Show Reveals New Ideas Cooking in the Kitchen

Show Reveals New Ideas Cooking in the Kitchen

The massive trade show featuring the products of more than 1,500 companies from some 50 nations, including the U.S. is considered the leading showcase for the latest European trends in kitchen cabinetry and related products. Many new products and concepts displayed at the trade show's Kitchen and Bathroom Center, in fact, eventually become trends in upscale American homes.

"Cooking is life; cooking is a daily activity, a form of relaxation, a hobby or profession," said Elisabeth Nurnberger, a spokesperson for the seven-day show. This year's International Furniture Fair, said Nurnberger, featured an a la carte menu of kitchens all focused on cooking from a small "warm up" kitchen, offering ample storage space, to a gourmet kitchen for singles and friends, to large family kitchens, designed to accommodate individual cooking preferences. Also highlighted, she said, was a "rich abundance of styles and ambiences" available to European and American kitchen designers.

Attracting a great deal of attention at the International Furniture Fair was the principle of "single modules," suitable for all styles of cooking. According to Antonio Citterio, a well-known Italian designer largely responsible for perpetuating the trend, design style originates from professional chefs, who separate the tasks of cooking, storing, washing up, rinsing and disposing into distinct areas in an effort to ensure greater hygiene.

Citterio's designs feature the cooking area set into an island on which more than one cook can work.

Washing and rinsing are separated, while an especially deep sink with a shower attachment ensures that cleaning is done efficiently.

Based on a "rotation principle," frequently-used utensils are within easy reach, whereas a ladder is provided for reaching less-frequently used items, such as fondue pots. In addition, there are open shelves beneath the cooker with either fixed or extendible bottoms for storing pots and pans. High cabinet units also feature an array of open shelves and flexible panels on which hooks, baskets or shelves can be attached. At the same time, food preparation and other work surfaces are set at different heights; some are equipped with a small dividing wall made of glass or metal to protect against spraying.

Cabinets in the kitchens on display this year in Cologne generally featured wide drawers fitted with pluggable wooden pegs which keep stacks of plates in place, Nurnberger observed. Serving plates are inserted vertically into a rack with a grooved bottom, which can also be used to transport the crockery and reattached to the cabinet units after use.

Also on display was an "intelligent" tray equipped with sugar pot, pot of marmalade, condiments, serviettes and the like which turns into a table extension in time for the next meal.

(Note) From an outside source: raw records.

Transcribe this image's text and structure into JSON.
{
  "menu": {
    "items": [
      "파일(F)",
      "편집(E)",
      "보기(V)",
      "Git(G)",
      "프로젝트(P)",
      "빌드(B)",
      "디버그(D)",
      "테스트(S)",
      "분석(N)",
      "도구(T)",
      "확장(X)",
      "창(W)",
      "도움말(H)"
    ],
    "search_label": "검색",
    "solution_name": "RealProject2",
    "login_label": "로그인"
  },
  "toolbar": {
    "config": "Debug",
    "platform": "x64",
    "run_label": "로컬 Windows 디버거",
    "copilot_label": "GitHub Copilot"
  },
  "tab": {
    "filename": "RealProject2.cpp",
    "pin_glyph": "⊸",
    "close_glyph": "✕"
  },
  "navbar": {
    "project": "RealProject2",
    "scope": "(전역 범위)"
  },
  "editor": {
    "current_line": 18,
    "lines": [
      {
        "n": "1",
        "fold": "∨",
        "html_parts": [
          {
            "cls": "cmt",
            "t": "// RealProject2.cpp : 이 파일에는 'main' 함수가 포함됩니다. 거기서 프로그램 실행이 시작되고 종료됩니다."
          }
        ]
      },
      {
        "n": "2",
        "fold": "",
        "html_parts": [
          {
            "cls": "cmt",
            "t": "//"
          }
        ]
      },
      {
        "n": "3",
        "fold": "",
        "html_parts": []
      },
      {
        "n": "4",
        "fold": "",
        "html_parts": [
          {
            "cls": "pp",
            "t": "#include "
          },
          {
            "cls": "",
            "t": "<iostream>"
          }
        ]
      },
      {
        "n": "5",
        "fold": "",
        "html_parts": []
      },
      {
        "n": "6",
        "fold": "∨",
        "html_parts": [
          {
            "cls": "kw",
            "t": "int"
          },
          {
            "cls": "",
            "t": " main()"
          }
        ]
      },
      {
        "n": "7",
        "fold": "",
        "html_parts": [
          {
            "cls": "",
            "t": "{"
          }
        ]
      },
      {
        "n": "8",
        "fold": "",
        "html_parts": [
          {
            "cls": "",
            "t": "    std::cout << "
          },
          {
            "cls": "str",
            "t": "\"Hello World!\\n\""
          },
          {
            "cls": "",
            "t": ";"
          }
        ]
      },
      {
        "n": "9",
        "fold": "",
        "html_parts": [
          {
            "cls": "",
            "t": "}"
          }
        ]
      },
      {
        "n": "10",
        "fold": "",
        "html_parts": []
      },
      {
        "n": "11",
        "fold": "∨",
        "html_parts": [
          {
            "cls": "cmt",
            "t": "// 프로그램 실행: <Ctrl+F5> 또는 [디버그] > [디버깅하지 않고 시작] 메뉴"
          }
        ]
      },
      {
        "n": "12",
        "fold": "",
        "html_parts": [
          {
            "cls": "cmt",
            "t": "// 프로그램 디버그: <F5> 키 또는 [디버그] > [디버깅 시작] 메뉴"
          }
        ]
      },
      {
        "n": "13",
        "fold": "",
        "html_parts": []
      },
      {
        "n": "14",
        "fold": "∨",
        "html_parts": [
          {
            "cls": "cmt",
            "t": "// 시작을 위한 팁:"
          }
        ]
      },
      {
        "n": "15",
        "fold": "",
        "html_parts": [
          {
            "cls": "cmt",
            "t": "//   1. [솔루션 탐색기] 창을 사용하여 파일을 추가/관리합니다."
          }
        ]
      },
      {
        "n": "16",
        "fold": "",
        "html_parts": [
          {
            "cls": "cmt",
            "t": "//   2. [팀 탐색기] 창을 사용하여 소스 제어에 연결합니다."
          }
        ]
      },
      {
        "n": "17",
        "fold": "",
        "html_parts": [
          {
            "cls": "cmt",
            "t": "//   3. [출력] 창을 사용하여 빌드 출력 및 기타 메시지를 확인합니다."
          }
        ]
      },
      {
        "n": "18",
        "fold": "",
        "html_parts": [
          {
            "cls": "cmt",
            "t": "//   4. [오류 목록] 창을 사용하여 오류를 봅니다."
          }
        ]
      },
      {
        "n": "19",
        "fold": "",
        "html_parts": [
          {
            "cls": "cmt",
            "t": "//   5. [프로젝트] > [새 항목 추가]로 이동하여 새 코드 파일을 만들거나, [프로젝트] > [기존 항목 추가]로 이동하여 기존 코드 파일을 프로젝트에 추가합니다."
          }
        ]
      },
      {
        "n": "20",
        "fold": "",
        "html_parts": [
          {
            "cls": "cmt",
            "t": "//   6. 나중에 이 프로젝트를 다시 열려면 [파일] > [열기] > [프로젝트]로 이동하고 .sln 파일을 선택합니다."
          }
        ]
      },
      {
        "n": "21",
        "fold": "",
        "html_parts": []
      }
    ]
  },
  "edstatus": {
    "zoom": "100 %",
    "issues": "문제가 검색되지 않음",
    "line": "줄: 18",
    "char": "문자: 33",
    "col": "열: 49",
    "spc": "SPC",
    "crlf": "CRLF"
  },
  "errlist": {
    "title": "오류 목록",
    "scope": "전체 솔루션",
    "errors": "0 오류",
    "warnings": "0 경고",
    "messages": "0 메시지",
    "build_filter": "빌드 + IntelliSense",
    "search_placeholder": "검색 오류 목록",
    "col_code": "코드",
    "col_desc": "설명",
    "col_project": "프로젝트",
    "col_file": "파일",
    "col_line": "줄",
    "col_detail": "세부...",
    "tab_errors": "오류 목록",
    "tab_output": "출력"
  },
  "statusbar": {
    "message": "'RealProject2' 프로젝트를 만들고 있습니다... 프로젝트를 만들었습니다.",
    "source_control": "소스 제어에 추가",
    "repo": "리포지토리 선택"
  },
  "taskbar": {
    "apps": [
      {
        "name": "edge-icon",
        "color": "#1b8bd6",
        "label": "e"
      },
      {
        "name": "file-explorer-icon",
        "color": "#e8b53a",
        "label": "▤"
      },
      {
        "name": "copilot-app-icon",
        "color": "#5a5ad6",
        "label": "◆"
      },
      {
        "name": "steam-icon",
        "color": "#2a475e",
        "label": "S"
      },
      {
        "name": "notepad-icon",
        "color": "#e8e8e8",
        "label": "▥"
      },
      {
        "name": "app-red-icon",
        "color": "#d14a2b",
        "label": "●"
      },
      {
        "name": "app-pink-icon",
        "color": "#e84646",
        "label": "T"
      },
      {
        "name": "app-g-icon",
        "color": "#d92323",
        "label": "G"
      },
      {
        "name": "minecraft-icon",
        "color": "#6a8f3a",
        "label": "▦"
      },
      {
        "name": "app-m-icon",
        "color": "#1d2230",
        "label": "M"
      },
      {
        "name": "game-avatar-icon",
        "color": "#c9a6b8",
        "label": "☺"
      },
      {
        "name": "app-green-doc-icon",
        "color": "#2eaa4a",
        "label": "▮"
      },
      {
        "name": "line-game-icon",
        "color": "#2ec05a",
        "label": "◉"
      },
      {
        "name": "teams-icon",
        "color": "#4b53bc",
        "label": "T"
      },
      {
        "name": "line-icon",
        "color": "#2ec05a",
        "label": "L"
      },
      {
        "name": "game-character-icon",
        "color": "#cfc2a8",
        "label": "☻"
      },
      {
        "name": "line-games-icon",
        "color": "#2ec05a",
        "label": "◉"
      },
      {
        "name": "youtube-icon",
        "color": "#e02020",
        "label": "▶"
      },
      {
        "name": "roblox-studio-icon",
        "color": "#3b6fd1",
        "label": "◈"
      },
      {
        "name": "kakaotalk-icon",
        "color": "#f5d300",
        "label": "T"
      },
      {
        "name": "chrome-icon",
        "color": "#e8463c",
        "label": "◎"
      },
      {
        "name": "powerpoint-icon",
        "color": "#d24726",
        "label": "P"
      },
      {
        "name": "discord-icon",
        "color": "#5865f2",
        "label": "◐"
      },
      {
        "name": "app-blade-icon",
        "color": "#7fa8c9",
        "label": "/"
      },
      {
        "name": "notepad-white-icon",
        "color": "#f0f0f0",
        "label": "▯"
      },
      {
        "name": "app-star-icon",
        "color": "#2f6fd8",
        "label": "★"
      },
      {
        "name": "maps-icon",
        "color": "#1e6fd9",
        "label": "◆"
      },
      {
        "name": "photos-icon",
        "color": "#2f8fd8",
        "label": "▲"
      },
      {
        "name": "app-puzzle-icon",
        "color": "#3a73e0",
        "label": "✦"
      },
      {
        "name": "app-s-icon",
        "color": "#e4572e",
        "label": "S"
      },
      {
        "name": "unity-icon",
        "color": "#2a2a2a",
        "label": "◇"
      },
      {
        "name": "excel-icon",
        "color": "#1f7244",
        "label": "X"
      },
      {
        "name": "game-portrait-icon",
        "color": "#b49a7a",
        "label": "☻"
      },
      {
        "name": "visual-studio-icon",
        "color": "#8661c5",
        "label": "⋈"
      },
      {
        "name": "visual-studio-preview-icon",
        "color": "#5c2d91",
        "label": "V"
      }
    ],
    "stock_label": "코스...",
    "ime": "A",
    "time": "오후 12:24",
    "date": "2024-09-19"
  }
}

Trash disposal units featured odor seals and extendible refuse separation panels. Also prominently used throughout the kitchens on display was wood, metal and glass, augmented by colorful synthetics and natural stone.

"In the past, the type of kitchen fixtures and fittings were determined strictly by the space that was available, or the size of one's wallet, leaving only the front design of the standard parts to our own personal taste," Nurnberger said. "However, this year's International Furniture Fair has demonstrated that all this has changed radically."